In today's class, somebody asked:

why are frequencies represented with imaginary numbers?

I highly recommend ChatGPT for this kind of question. That exact question yields a comprhensive answer in the AI. Since ChatGPT 4o is available freely for anyone who requests an account; I highly recommend using that tool. OpenAI even provides an app for MacOS to help keep things uncluttered on your desktop.

In class today, our instructors were discussing the variety of sinusoidal behaviors associated with electronics and signal processing. I believe they were searching for a particular word. There is a pertinent list of such terms available online in the Electromagnetic Terms section of the Wikipedia entry for Oliver Heaviside. The terms are admittance, elastance, conductance, electret, impedance, inductance, permeability, permittance, and permittivity. Two other terms were coined by Heaviside's peers around the same time: susceptance and reactance. These terms were coined from 1885 to 1894. Some are widely used today in physics and engineering; others have withered into obscurity. Some terms deal with real values; others deal with imaginary values. The Wikipedia article contains links defining each of these terms.

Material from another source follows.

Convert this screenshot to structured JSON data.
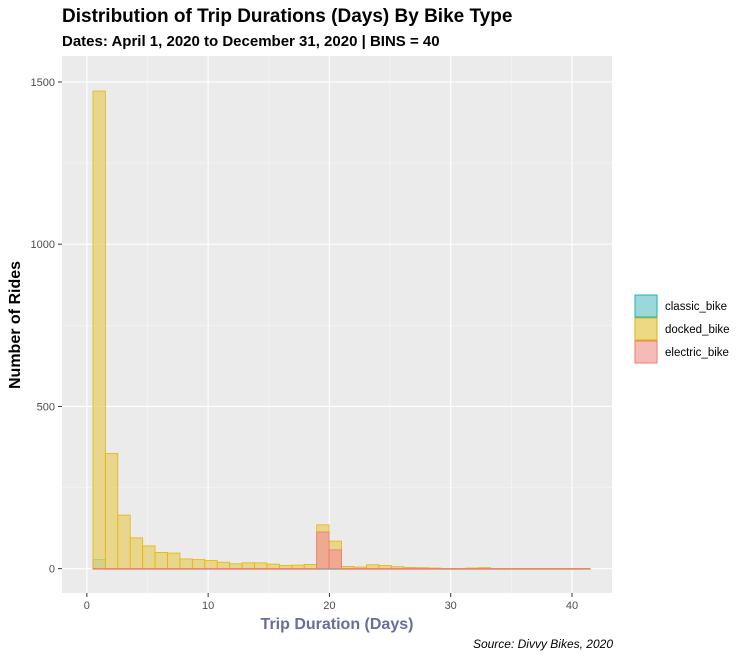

Anyone who thoroughly understands these eleven concepts is a signal processing wizard.

Hello Dr Ruiz,

In yesterday's lecture 11, towards the end, we went from the simple 2 loop 4 node resistor circuit to what System Modeler did with it, which was very complex. You went by that really fast. We should dwell on that. What all can you do with that model? That seemed to put a finger on the strength of System Modeler. In particular the associated thermal modeling. Can you model resistors whose values change with temperature? Can you model thermal runaway? Can you show the effect of putting a fan on the circuit, or a thermal fin, to prevent thermal runaway? A simple circuit like that seems to be a perfect pedagogical tool for looking at complex issues like that. I've seen circuits fail because even though that had low dissipation, there was no way for the heat to get out. A beginner's mistake, but one that is easy to make because thermal analysis is not traditionally included in circuit analysis.